Nicholas Gregory "Greg" Mankiw (born February 3, 1958) is a famous economist. He graduated from Princeton University and Massachusetts Institute of Technology. He was an economic advisor for President George W. Bush from 2003-2005. In 2006, he became an economic adviser to Mitt Romney.[1][2]
Publications
He wrote a widely used college textbook for economics called Principles of Economics, listing 10 principles that all economies run on:
- People Face Tradeoffs (sometimes people have to choose between two things)
- The Cost of Something is What You Give Up to Get It
- Rational People Think at the Margin (people think of the pros and cons before making a purchase)
- People Respond to Incentives (when there is a reward to do something, more people will do it)
- Trade Can Make Everyone Better Off
- Markets Are Usually a Good Way to Organize Economic Activity (the economy usually does well without government interference)
- Governments Can Sometimes Improve Market Outcomes (sometimes it is necessary for the government to help the economy)

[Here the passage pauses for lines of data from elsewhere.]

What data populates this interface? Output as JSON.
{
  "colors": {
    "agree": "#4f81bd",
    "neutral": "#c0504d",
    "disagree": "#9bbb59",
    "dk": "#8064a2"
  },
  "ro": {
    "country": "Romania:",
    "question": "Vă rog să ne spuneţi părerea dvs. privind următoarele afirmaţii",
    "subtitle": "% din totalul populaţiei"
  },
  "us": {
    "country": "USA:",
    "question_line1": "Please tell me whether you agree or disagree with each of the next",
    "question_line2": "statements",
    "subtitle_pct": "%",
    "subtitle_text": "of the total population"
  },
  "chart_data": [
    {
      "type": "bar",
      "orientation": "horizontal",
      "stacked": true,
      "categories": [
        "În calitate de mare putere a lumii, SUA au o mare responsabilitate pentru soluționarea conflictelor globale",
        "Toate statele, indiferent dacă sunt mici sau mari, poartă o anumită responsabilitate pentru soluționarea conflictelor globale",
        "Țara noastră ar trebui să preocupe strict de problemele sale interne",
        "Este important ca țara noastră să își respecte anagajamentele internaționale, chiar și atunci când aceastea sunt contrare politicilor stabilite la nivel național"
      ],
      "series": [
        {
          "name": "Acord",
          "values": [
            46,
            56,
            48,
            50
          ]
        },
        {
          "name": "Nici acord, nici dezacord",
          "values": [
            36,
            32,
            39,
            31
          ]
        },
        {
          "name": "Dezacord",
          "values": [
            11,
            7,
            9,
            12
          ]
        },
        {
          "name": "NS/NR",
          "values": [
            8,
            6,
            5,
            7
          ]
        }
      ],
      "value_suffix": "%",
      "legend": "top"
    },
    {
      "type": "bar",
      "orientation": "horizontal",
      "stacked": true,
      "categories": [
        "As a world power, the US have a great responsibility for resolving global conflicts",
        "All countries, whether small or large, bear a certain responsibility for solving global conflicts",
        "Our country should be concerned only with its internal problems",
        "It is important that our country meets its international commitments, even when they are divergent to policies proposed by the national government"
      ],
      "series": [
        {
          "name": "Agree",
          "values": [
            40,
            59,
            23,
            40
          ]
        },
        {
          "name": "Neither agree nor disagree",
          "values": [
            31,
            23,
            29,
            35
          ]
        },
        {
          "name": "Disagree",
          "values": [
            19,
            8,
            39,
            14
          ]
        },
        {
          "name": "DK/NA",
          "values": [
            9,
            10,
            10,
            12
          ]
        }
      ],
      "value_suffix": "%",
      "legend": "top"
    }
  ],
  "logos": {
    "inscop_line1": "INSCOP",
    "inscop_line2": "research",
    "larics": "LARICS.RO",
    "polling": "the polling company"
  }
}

- A Country's Standard of Living Depends on Its Ability to Produce Goods and Services
- Prices Go Up When the Government Prints Too Much Money (the more money there is, the less value it has)
- Society Faces a Short-Run Tradeoff Between Inflation and Unemployment
His economic beliefs were influenced by John Maynard Keynes and he believes in Keynesian economics. He is sometimes labeled as a conservative because he supported George W. Bush's tax cuts and he has criticized the policies of the Obama Administration a few times. He also was influenced by the economist Arthur Pigou who believed that a high tax on something bad for society (called a sin tax) will result in fewer people buying it.